SINNOTT, J.
This is an action described as “goods sold and delivered” _ on the summons, but in the proof it seems to be an action on a conditional sale, whereby chattels are leased and on default the entire rent for the chattel becomes due, and title does not pass until payment of the entire amount is made, when installments of rent are credited as installments paid on the purchase price.
[1] The defendant returned a coat, which is the chattel in question, to the plaintiff to make repairs. The defendant demanded the coat back, and its delivery was refused until payment of the amount due on the coat was made. The plaintiff thereby has converted the coat to his own use, has elected to terminate the lease for the use of the coat, and resumes possession, and in my opinion cannot recover under the instrument while he retains possession of the defendant’s property. The case of Ratchford v. Cayuga, 159 App. Div. 525, 145 N. Y. Supp. 83, was an action to foreclose a mortgage covering certain real estate, and the question decided by the trial court was that the property under *362the conditional sale retained its character as personal property, and it was not an instrument renting a chattel pending the final payment of certain installments, which when completed would be applied as the purchase price, and compel the passage of title; neither does it appear from a reading of that case that physical possession of the property was resumed by the mortgagor, but that the right to possession by reason of the failure of title to pass was not disturbed, and this is what the court means when it says:
“It is not at all consistent with the holding of the property as security for the purchase price.”
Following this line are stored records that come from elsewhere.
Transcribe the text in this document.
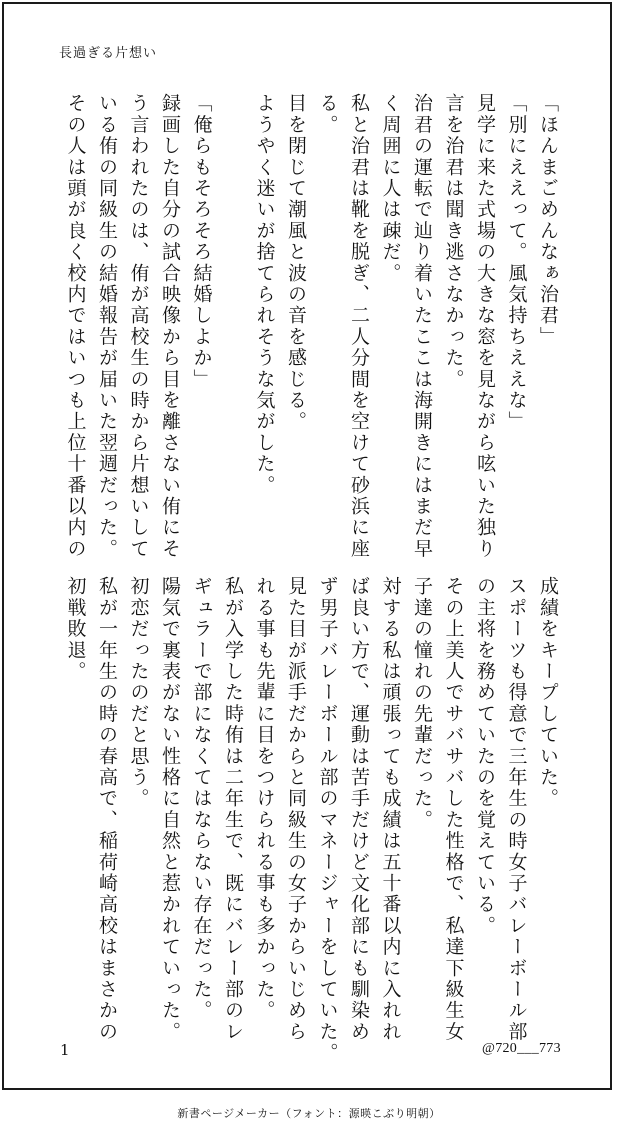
長過ぎる片想い
「ほんまごめんなぁ治君」
「別にええって。風気持ちええな」
見学に来た式場の大きな窓を見ながら呟いた独り
言を治君は聞き逃さなかった。
治君の運転で辿り着いたここは海開きにはまだ早
く周囲に人は疎だ。
私と治君は靴を脱ぎ、二人分間を空けて砂浜に座
る。
目を閉じて潮風と波の音を感じる。
ようやく迷いが捨てられそうな気がした。
「俺らもそろそろ結婚しよか」
録画した自分の試合映像から目を離さない侑にそ
う言われたのは、侑が高校生の時から片想いして
いる侑の同級生の結婚報告が届いた翌週だった。
その人は頭が良く校内ではいつも上位十番以内の
成績をキープしていた。
スポーツも得意で三年生の時女子バレーボール部
の主将を務めていたのを覚えている。
その上美人でサバサバした性格で、私達下級生女
子達の憧れの先輩だった。
対する私は頑張っても成績は五十番以内に入れれ
ば良い方で、運動は苦手だけど文化部にも馴染め
ず男子バレーボール部のマネージャーをしていた。
見た目が派手だからと同級生の女子からいじめら
れる事も先輩に目をつけられる事も多かった。
私が入学した時侑は二年生で、既にバレー部のレ
ギュラーで部になくてはならない存在だった。
陽気で裏表がない性格に自然と惹かれていった。
初恋だったのだと思う。
私が一年生の時の春高で、稲荷崎高校はまさかの
初戦敗退。
1	@720___773
新書ページメーカー（フォント：源暎こぶり明朝）
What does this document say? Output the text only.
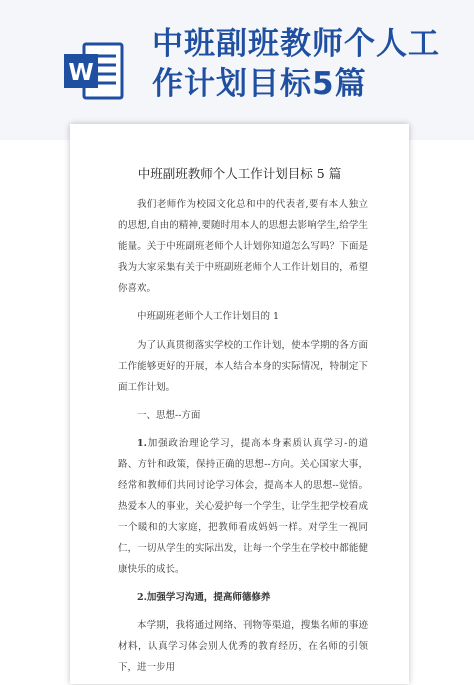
W
中班副班教师个人工作计划目标5篇
中班副班教师个人工作计划目标 5 篇

我们老师作为校园文化总和中的代表者,要有本人独立的思想,自由的精神,要随时用本人的思想去影响学生,给学生能量。关于中班副班老师个人计划你知道怎么写吗？下面是我为大家采集有关于中班副班老师个人工作计划目的，希望你喜欢。

中班副班老师个人工作计划目的 1

为了认真贯彻落实学校的工作计划，使本学期的各方面工作能够更好的开展，本人结合本身的实际情况，特制定下面工作计划。

一、思想--方面

1.加强政治理论学习，提高本身素质认真学习-的道路、方针和政策，保持正确的思想--方向。关心国家大事，经常和教师们共同讨论学习体会，提高本人的思想--觉悟。热爱本人的事业，关心爱护每一个学生，让学生把学校看成一个暖和的大家庭，把教师看成妈妈一样。对学生一视同仁，一切从学生的实际出发，让每一个学生在学校中都能健康快乐的成长。

2.加强学习沟通，提高师德修养

本学期，我将通过网络、刊物等渠道，搜集名师的事迹材料，认真学习体会别人优秀的教育经历，在名师的引领下，进一步用
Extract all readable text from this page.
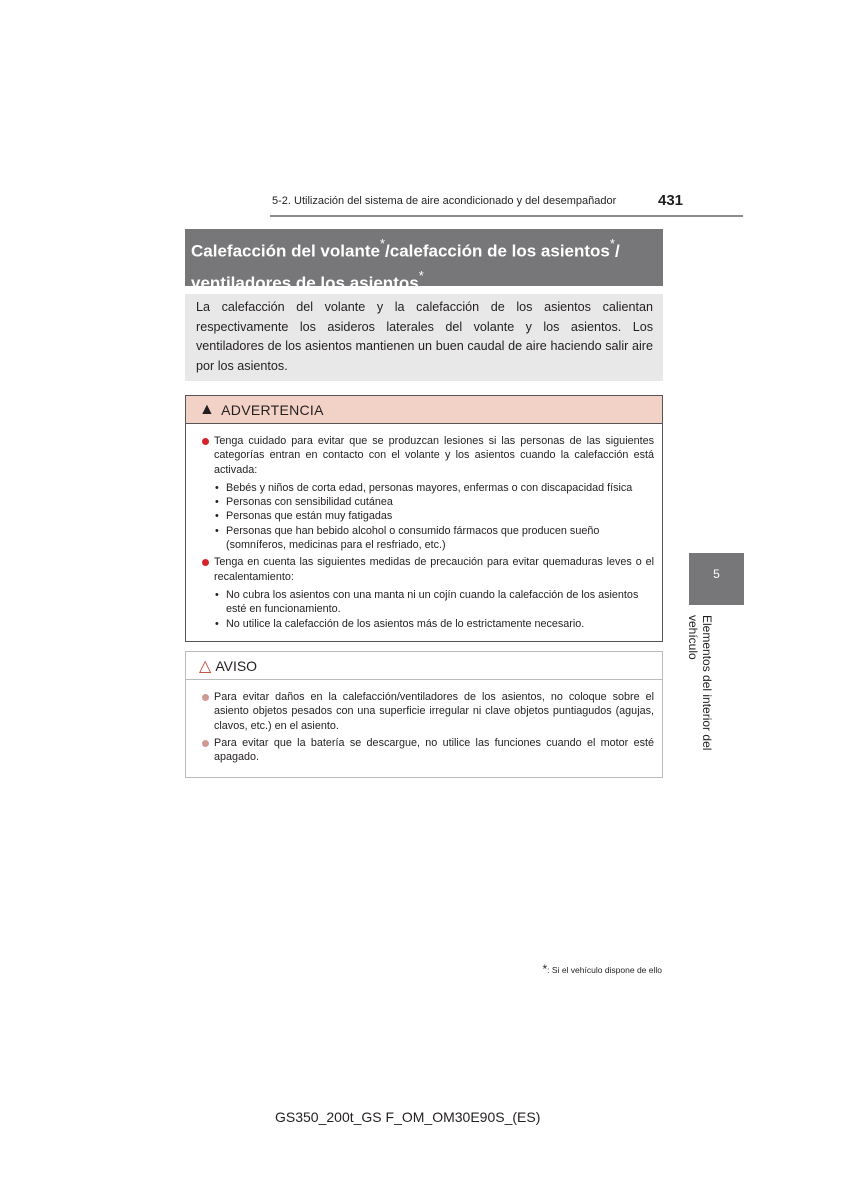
5-2. Utilización del sistema de aire acondicionado y del desempañador	431
Calefacción del volante*/calefacción de los asientos*/
ventiladores de los asientos*
La calefacción del volante y la calefacción de los asientos calientan respectivamente los asideros laterales del volante y los asientos. Los ventiladores de los asientos mantienen un buen caudal de aire haciendo salir aire por los asientos.
▲ ADVERTENCIA
Tenga cuidado para evitar que se produzcan lesiones si las personas de las siguientes categorías entran en contacto con el volante y los asientos cuando la calefacción está activada:
• Bebés y niños de corta edad, personas mayores, enfermas o con discapacidad física
• Personas con sensibilidad cutánea
• Personas que están muy fatigadas
• Personas que han bebido alcohol o consumido fármacos que producen sueño (somníferos, medicinas para el resfriado, etc.)
Tenga en cuenta las siguientes medidas de precaución para evitar quemaduras leves o el recalentamiento:
• No cubra los asientos con una manta ni un cojín cuando la calefacción de los asientos esté en funcionamiento.
• No utilice la calefacción de los asientos más de lo estrictamente necesario.
△ AVISO
Para evitar daños en la calefacción/ventiladores de los asientos, no coloque sobre el asiento objetos pesados con una superficie irregular ni clave objetos puntiagudos (agujas, clavos, etc.) en el asiento.
Para evitar que la batería se descargue, no utilice las funciones cuando el motor esté apagado.
5
Elementos del interior del vehículo
*: Si el vehículo dispone de ello
GS350_200t_GS F_OM_OM30E90S_(ES)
[2] In the action at bar the defense is established on either of two theories : The lease was terminated by the resumption of physical possession of the property and refusal to surrender it to the defendant, or as an offset on his counterclaim to offset the plaintiff’s claim by reason of the conversion of the property, the value of which has been fixed by the terms of sale between the parties. See Avery v. Chapman, 127 N. Y. Supp. 721; Kirk v. Crystal, 118 App. Div. 32, 103 N. Y. Supp. 17; Edmead v. Anderson, 118 App. Div. 16, 103 N. Y. Supp. 369; White v. Gray, 96 App. Div. 156, 89 N. Y. Supp. 481.
The complaint is therefore dismissed.